During this first part of the day Ian Nesbitt and Ruth Levene also presented an extract from their active research project, which has been informed by an earlier practice of collaborative walking and parallel documentation. Nesbitt and Levene deal directly with the question of whether land is public or private, and the points where this differentiation becomes uncertain. Their presentation consisted of a series of photographs taken during their walks, and the reading of extracts from their parallel diaries, written strictly without input from each other. One anecdote neatly illustrated the slightly ludicrous nature of public footpaths, some of which are purposefully blocked, or may not have been used for decades; in trekking along one of these little-used paths Nesbitt and Levene passed a house whose occupant rushed out to greet them, excited that somebody was finally making use of the track.
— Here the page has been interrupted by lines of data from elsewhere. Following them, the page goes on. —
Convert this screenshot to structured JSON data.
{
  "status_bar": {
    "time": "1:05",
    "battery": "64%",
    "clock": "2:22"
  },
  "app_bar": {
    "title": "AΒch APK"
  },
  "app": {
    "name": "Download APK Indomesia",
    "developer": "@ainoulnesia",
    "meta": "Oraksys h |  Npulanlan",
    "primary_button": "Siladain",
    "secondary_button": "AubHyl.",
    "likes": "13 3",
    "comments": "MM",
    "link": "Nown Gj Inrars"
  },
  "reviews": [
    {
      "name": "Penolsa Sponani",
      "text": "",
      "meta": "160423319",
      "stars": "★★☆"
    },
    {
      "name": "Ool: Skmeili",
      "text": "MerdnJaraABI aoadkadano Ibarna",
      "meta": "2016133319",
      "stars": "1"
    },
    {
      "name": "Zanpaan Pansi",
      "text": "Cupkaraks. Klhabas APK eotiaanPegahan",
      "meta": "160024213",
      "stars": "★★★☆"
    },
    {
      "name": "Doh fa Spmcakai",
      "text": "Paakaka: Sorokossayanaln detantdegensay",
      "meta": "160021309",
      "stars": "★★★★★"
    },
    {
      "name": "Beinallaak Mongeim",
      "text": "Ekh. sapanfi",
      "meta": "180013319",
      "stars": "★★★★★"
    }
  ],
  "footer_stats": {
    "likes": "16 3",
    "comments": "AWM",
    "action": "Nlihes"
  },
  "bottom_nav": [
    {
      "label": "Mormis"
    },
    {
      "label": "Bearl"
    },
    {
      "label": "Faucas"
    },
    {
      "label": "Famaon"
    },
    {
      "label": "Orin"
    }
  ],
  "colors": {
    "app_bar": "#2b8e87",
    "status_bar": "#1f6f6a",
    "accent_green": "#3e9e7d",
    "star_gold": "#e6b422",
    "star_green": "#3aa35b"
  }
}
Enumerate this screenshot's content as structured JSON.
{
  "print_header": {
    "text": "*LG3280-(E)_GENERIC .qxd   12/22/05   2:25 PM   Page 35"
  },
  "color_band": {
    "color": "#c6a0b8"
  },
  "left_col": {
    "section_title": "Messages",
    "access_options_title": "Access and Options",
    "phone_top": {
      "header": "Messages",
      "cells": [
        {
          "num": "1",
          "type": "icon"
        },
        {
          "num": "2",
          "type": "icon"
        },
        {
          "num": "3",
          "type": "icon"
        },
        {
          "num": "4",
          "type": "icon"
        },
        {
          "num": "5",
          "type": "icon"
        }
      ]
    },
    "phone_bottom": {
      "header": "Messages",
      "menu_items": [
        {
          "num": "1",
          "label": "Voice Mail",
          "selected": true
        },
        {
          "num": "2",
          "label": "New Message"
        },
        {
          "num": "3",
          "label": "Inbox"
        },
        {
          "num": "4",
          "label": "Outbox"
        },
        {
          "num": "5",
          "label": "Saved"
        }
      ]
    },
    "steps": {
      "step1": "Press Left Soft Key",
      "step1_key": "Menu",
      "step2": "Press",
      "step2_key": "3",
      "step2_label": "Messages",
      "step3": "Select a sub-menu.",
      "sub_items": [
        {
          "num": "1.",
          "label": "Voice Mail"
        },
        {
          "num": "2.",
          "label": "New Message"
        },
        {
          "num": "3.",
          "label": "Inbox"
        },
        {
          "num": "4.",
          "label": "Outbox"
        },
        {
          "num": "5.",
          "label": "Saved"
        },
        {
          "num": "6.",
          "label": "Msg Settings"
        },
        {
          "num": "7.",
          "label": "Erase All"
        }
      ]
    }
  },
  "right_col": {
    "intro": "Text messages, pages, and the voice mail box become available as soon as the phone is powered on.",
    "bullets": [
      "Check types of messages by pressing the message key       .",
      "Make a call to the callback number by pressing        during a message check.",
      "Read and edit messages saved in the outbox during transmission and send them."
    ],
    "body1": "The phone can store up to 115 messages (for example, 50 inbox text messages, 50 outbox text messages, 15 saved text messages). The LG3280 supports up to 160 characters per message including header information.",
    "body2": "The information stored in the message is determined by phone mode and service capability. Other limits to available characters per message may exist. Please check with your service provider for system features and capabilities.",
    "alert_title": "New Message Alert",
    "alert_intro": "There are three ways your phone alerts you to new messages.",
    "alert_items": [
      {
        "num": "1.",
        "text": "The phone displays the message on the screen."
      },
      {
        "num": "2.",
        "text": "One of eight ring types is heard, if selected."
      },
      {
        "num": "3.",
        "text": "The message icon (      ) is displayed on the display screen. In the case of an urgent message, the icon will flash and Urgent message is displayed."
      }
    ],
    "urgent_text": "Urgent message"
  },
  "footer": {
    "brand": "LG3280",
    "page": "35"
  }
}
After the morning session sustenance was provided in the form of a personable pub lunch, and the second half of the day consisted of presentations from each of the remaining artists. The attending Counsellors, local residents and cultural producers once more boarded the double decker bus and were transported to the site of Olivia Keith‘s presentation. Keith’s site specific demonstration outlined her research methods, which involve an openness to chance and serendipity. Keith has been producing large scale, outdoor drawings at sites where older designations meet newer developments, and these are then overlaid with existing and obsolete maps. Keith pointed out the ways in which her observed drawings would match up with the maps underneath in interesting and unexpected ways. This practice also constitutes a way to facilitate conversations with passers-by who live in or make use of these areas, describing how at the meeting of a motorway bridge, country lane and suburb where Keith had chosen for her presentation, she had met a number of multi-generational walkers making a pilgrimage to Bluebell Wood.

Bussed onwards from the North West to North East of Preston we alighted next at my chosen ‘nowhere monument’ that even the Counsellors didn’t seem to have an explanation for. The way in which this de-contextualised wall was reminiscent of a folly or stage set inspired me to instruct the attendees to gather on the oval of grass and wild flowers in between the wall and road to hear a reading linking this area to Robert Smithson’s Passaic, New Jersey. This site is oddly atmospheric, with a scale that lurches between human and industrial amongst the jumble of warehouses and chain cafes.

Finally, we headed further East still for a roadside presentation from Gavin Renshaw. This site was decidedly rural, with encroaching hedgerows and a lack of pavements. Following our fluorescent jacketed leader we were led single file to a point where the whole of Preston City Centre is observable in the far distance. This capacity to visually encompass a large and complex site from a distance is an important concern for Renshaw, and is interlinked with his interest in the activity and cultural history of cycling. He spoke of how, from this distance it is possible to take a technically true impression of the City, but one that is also illusory, bringing wooded areas together in distant perspective when in reality they are isolated.

This focus on the nature of representation is a relevant strand that ran through each of the presentations given throughout the day. Nesbitt, Levene and Keith have demonstrated an interest in the disunity between bureaucratic visualisation of a place, and a more intuitive form of mapping based around memory and cultural history. Similarly, the earlier presentations from Carolina Caicedo and Paul Swinney point to the ways in which data and forward planning are useful, but can come unstuck in presenting an overly simplistic and static view of a place and its inhabitants.